Ab Ende Januar sollen die Menschen nun in das Hotel einziehen. Vorrangig Ukrainer, aber nicht nur, betonte Christos Slavoudis. Wo viele zusammenkommen, da gibt es Konflikte, daher hat sich die Stadt für die Großunterkunft ein Sicherheits- und Betriebskonzept überlegt. In der Startphase und auch dann, wenn die Belegung bei mehr als 80 Prozent liegt, soll der Sicherheitsdienst, der sämtliche Flüchtlingsunterkünfte in der Stadt betreut, Tag und Nacht nach dem Rechten sehen, „um Schutz und Sicherheit zu bieten für alle“, sagte die Sozialarbeiterin Heike von Broock.

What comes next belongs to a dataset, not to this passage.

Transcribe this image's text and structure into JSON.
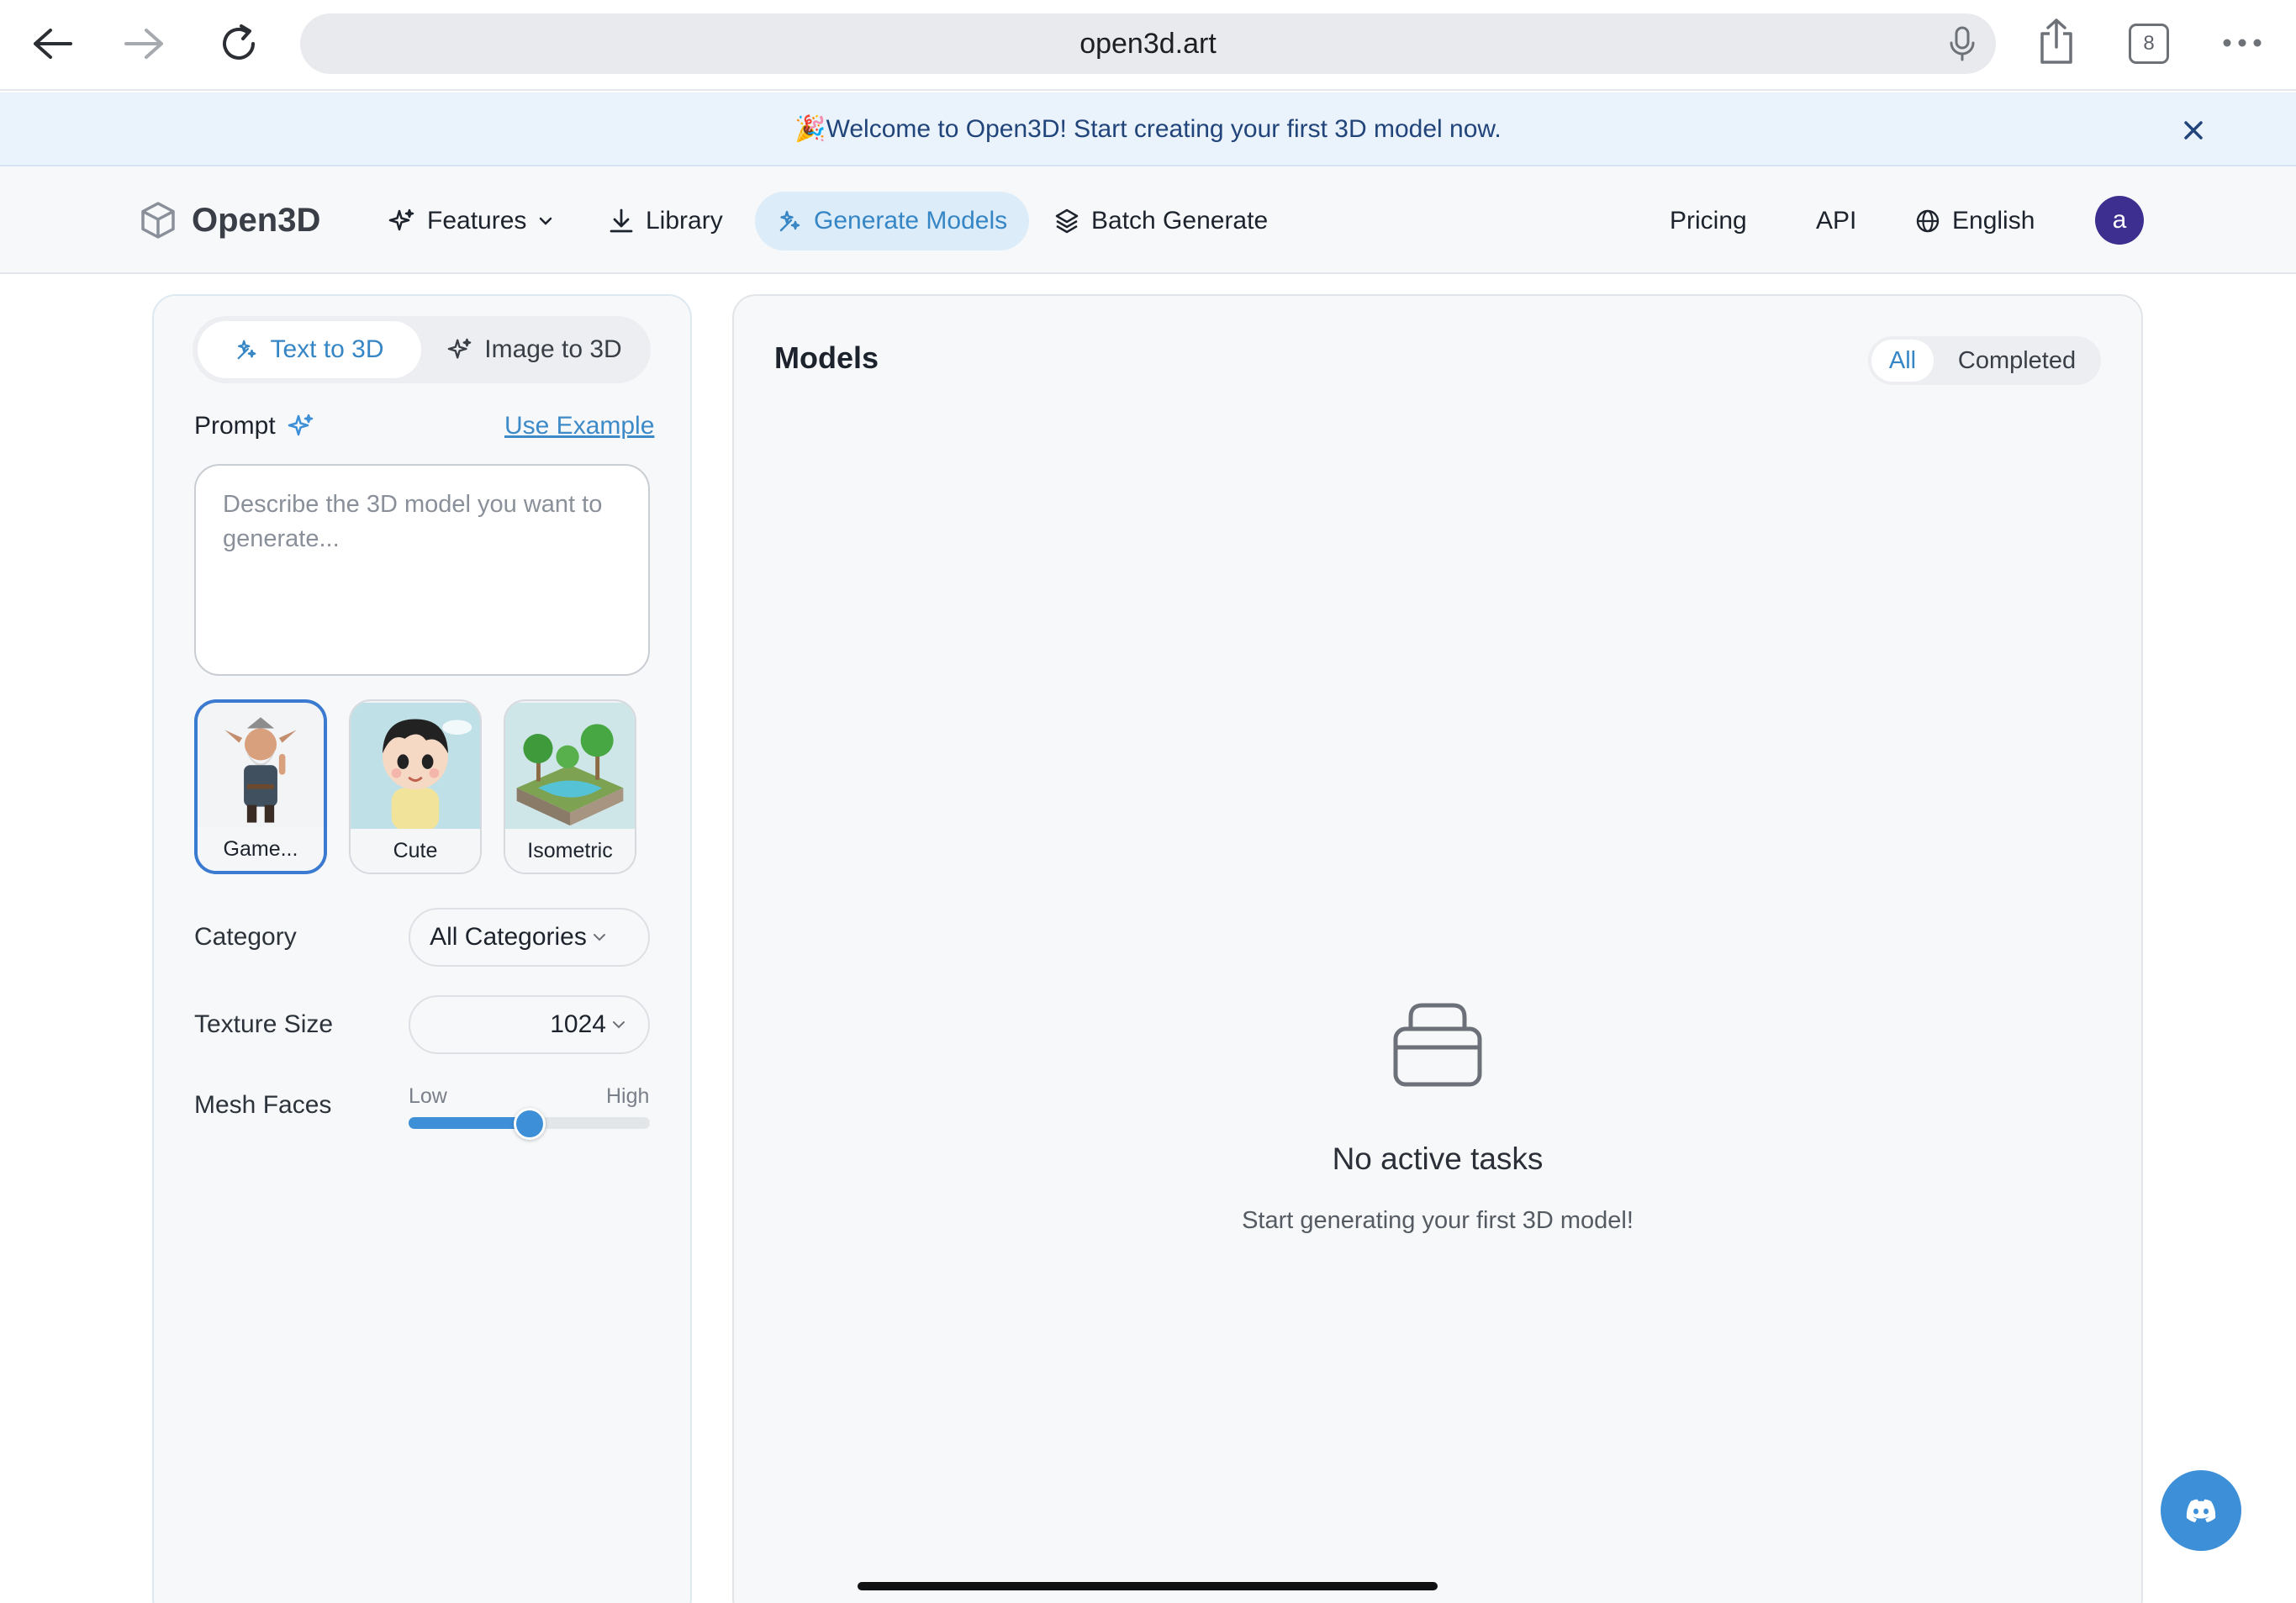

Die Vollbelegung soll nach aktuellen Planungen im Sommer erreicht sein. Im Hotel wird eine Vollzeit-Hausleitung installiert, „das haben wir bisher nicht gehabt“, erklärte sie. Ein Hausmeister soll ebenfalls täglich vor Ort sein, mehrmals wöchentlich sollen zudem im Haus Beratungen durch den Kommunalen Sozialen Dienst stattfinden. Im Hotel soll ein extra Lernraum für Deutsch- und Integrationskurse eingerichtet werden, außerdem ein Kinderraum mit Spielecke.

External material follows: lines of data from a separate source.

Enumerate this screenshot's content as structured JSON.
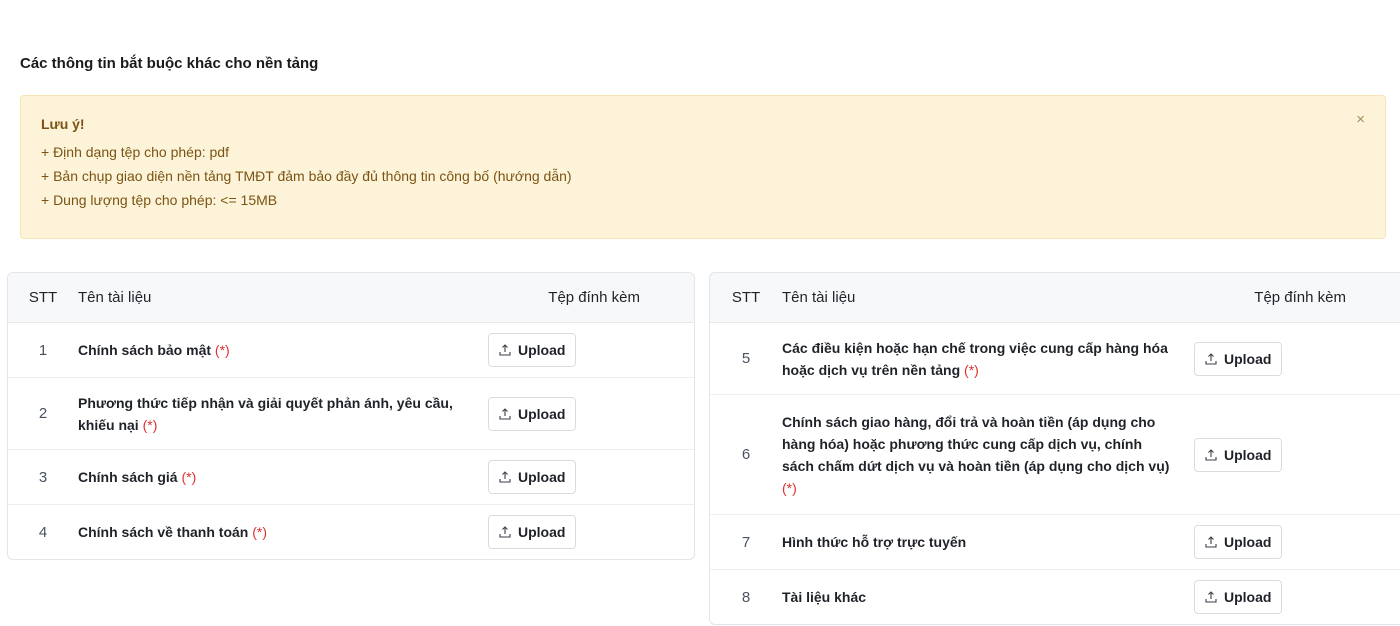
{
  "section": {
    "title": "Các thông tin bắt buộc khác cho nền tảng"
  },
  "alert": {
    "title": "Lưu ý!",
    "lines": [
      "+ Định dạng tệp cho phép: pdf",
      "+ Bản chụp giao diện nền tảng TMĐT đảm bảo đầy đủ thông tin công bố (hướng dẫn)",
      "+ Dung lượng tệp cho phép: <= 15MB"
    ],
    "close_label": "×"
  },
  "table": {
    "headers": {
      "stt": "STT",
      "name": "Tên tài liệu",
      "file": "Tệp đính kèm"
    },
    "upload_label": "Upload",
    "required_mark": "(*)",
    "left_rows": [
      {
        "stt": "1",
        "name": "Chính sách bảo mật",
        "required": true
      },
      {
        "stt": "2",
        "name": "Phương thức tiếp nhận và giải quyết phản ánh, yêu cầu, khiếu nại",
        "required": true
      },
      {
        "stt": "3",
        "name": "Chính sách giá",
        "required": true
      },
      {
        "stt": "4",
        "name": "Chính sách về thanh toán",
        "required": true
      }
    ],
    "right_rows": [
      {
        "stt": "5",
        "name": "Các điều kiện hoặc hạn chế trong việc cung cấp hàng hóa hoặc dịch vụ trên nền tảng",
        "required": true
      },
      {
        "stt": "6",
        "name": "Chính sách giao hàng, đổi trả và hoàn tiền (áp dụng cho hàng hóa) hoặc phương thức cung cấp dịch vụ, chính sách chấm dứt dịch vụ và hoàn tiền (áp dụng cho dịch vụ)",
        "required": true
      },
      {
        "stt": "7",
        "name": "Hình thức hỗ trợ trực tuyến",
        "required": false
      },
      {
        "stt": "8",
        "name": "Tài liệu khác",
        "required": false
      }
    ]
  }
}
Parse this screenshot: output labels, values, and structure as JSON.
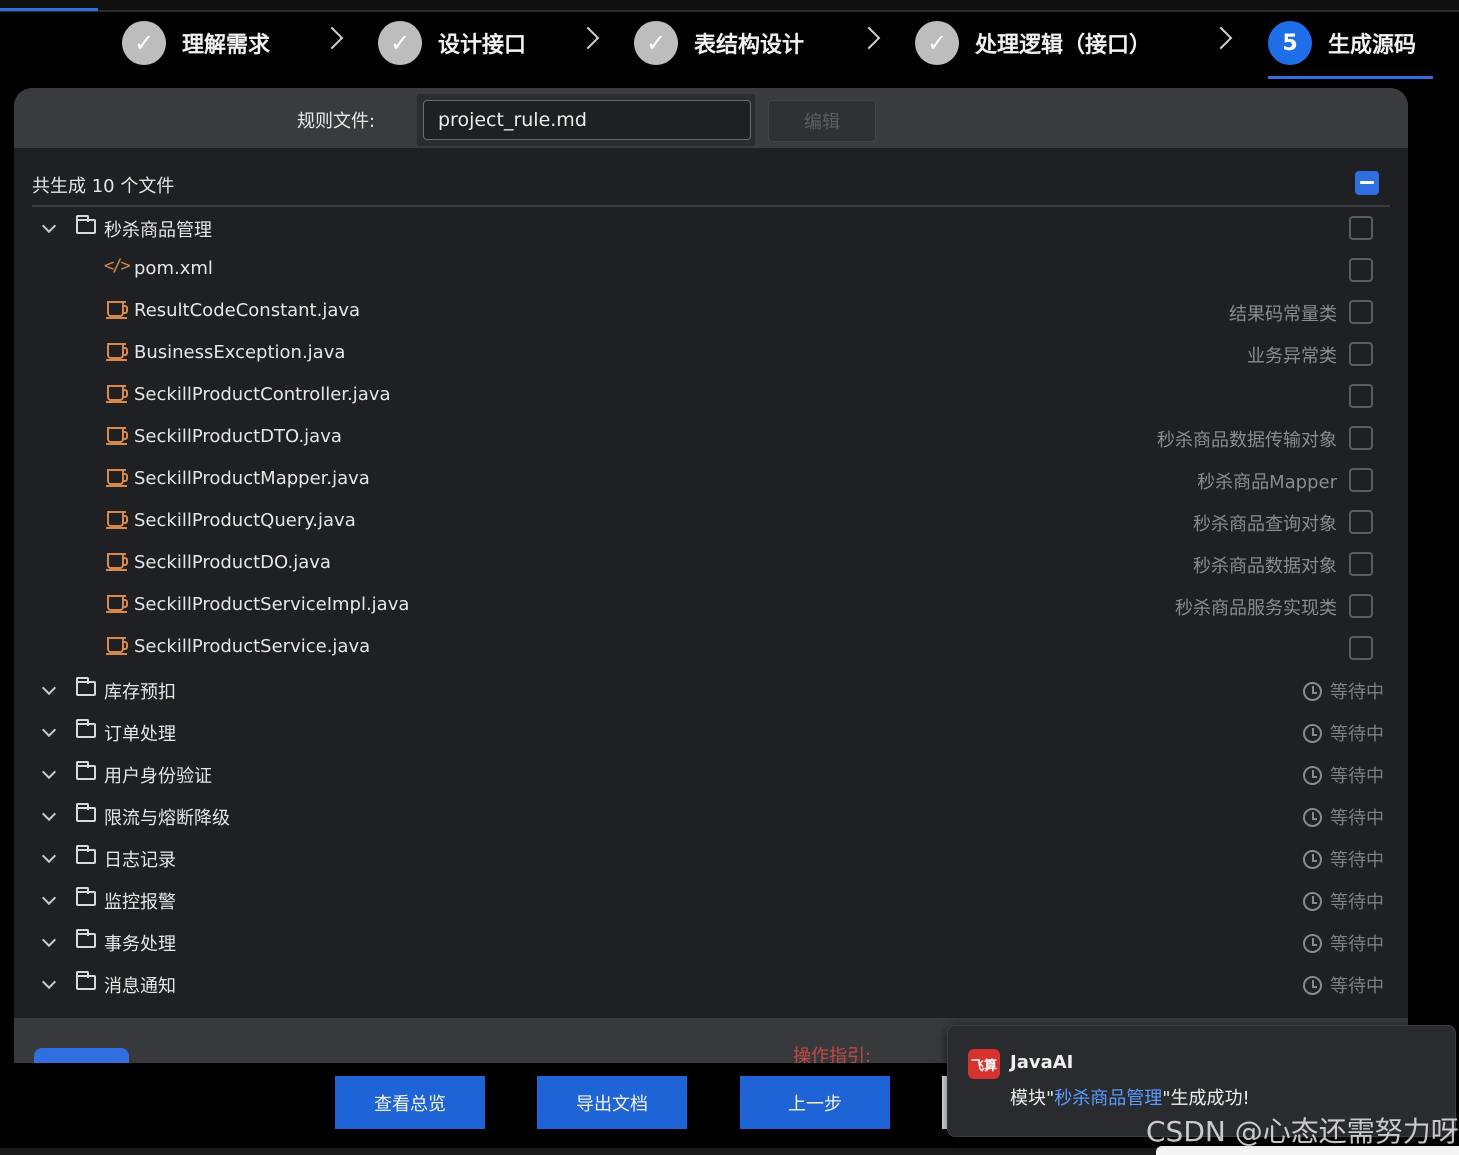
{
  "stepper": {
    "steps": [
      {
        "label": "理解需求",
        "mark": "✓"
      },
      {
        "label": "设计接口",
        "mark": "✓"
      },
      {
        "label": "表结构设计",
        "mark": "✓"
      },
      {
        "label": "处理逻辑（接口）",
        "mark": "✓"
      },
      {
        "label": "生成源码",
        "mark": "5"
      }
    ]
  },
  "rules": {
    "label": "规则文件:",
    "file_value": "project_rule.md",
    "edit_label": "编辑"
  },
  "tree": {
    "summary": "共生成 10 个文件",
    "module": {
      "name": "秒杀商品管理",
      "files": [
        {
          "name": "pom.xml",
          "desc": ""
        },
        {
          "name": "ResultCodeConstant.java",
          "desc": "结果码常量类"
        },
        {
          "name": "BusinessException.java",
          "desc": "业务异常类"
        },
        {
          "name": "SeckillProductController.java",
          "desc": ""
        },
        {
          "name": "SeckillProductDTO.java",
          "desc": "秒杀商品数据传输对象"
        },
        {
          "name": "SeckillProductMapper.java",
          "desc": "秒杀商品Mapper"
        },
        {
          "name": "SeckillProductQuery.java",
          "desc": "秒杀商品查询对象"
        },
        {
          "name": "SeckillProductDO.java",
          "desc": "秒杀商品数据对象"
        },
        {
          "name": "SeckillProductServiceImpl.java",
          "desc": "秒杀商品服务实现类"
        },
        {
          "name": "SeckillProductService.java",
          "desc": ""
        }
      ]
    },
    "pending_status": "等待中",
    "pending_modules": [
      "库存预扣",
      "订单处理",
      "用户身份验证",
      "限流与熔断降级",
      "日志记录",
      "监控报警",
      "事务处理",
      "消息通知"
    ]
  },
  "footer": {
    "guide": "操作指引:"
  },
  "buttons": {
    "overview": "查看总览",
    "export": "导出文档",
    "prev": "上一步"
  },
  "notification": {
    "logo": "飞算",
    "title": "JavaAI",
    "msg_prefix": "模块\"",
    "msg_module": "秒杀商品管理",
    "msg_suffix": "\"生成成功!"
  },
  "watermark": "CSDN @心态还需努力呀",
  "colors": {
    "accent": "#1e64d6",
    "file_icon": "#d9894a",
    "guide_text": "#c24a45"
  }
}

So haben die Anwohner reagiert

Stichworte wie Quartierssozialarbeit und die angedachte hohe Präsenz in der Unterkunft scheinen vieles in der Nachbarschaft entkrampft zu haben. „Ich bin ein Stück weit beruhigt“, sagte ein Mann. Eine gewisse Verunsicherung war bei den etwa 75 Gästen des Nachbarschaftsgesprächs dennoch zu spüren. Vor allem die Furcht vor Lärm und Auseinandersetzungen ist da, auch die vor Kindern, die sich dann mangels Freizeitanlage vor Ort auf der Straße tummeln, auf der regelmäßig Lastwagen verkehren, sowie vor einem erhöhten Parkdruck. Die Frage einer Anwohnerin: Wohin kann man sich wenden, wenn es mal knirscht? Mancher ist ein gebranntes Kind. Eine Frau erzählte davon, dass es in der Nachbarschaft ehemals Probleme mit einer Disco gegeben habe. Ständig habe die Polizei anrücken müssen. „Das möchten wir nicht mehr haben“, betonte sie.

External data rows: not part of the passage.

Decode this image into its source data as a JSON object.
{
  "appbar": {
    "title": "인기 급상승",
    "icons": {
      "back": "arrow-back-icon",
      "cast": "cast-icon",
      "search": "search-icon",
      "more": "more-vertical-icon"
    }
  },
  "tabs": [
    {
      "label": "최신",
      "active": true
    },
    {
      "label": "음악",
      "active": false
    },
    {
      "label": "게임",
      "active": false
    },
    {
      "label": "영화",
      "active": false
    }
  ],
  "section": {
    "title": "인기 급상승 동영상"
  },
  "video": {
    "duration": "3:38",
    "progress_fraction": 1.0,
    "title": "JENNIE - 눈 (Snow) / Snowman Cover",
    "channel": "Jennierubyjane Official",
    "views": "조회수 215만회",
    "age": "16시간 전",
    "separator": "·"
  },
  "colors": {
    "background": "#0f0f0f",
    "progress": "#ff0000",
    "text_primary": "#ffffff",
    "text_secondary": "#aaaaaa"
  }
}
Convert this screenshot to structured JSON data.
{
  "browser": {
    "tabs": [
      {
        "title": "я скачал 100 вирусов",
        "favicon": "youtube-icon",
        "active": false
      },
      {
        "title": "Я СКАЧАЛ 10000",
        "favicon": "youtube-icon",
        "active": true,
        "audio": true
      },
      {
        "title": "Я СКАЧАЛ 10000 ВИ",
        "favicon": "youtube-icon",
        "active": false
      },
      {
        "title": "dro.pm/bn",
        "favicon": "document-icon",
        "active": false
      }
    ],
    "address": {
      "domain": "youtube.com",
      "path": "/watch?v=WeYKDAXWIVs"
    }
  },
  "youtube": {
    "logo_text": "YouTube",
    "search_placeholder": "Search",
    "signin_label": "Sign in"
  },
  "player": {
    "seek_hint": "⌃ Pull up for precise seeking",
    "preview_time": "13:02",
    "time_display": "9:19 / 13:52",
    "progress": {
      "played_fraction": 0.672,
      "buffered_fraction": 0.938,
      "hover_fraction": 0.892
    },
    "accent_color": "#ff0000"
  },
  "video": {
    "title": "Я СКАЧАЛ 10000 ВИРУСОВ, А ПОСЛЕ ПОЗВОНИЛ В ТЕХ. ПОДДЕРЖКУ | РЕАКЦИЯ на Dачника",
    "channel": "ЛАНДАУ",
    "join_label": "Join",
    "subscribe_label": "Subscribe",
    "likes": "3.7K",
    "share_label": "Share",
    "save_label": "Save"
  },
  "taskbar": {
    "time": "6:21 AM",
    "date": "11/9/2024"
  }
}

Eine Liste mit Ansprechpartnern, die im Zweifelsfall kontaktiert werden können, hatte die Verwaltung parat. Sie betonte jedoch auch: Welche Menschen nach Filderstadt kommen und letztlich beherbergt werden müssen, darauf kann im Rathaus keiner Einfluss nehmen. Christos Slavoudis etwa betonte: „Der Kreis baut Druck auf. Das Spiel Wünsch-dir-was ist vorbei. Wir werden einfach Zuteilungen bekommen.“

Flüchtlinge in der Stadt und im Land

Baden-Württemberg
Der Angriff auf die Ukraine hat in Europa zur größten Fluchtbewegung seit dem Zweiten Weltkrieg geführt. Im vergangenen Jahr haben in Baden-Württemberg – einem der letzten drei Bundesländer, die keinen Aufnahmestopp verhängt haben – 178 000 Menschen Zuflucht gesucht, davon 146 000 Ukrainer. Zum Vergleich: Im „Flüchtlingsjahr“ 2015 waren es 102 000 Menschen gewesen.

Filderstadt
Das führte auch in Filderstadt zu einem Rekord. 2022 wurden in der Stadt 620 Menschen aufgenommen, 551 davon aus der Ukraine. Und von denen wiederum ist das Gros, nämlich 375 Personen, privat untergekommen. Trotzdem stößt die Stadt an ihre Grenzen. Aktuell weist der Landkreis der Stadt etwa 15 Personen pro Woche zu. Zuletzt hatte Filderstadt um Aufschub gebeten, da alle 22 Unterkünfte voll waren, daher wird in Kürze eine größere Gruppe eintreffen.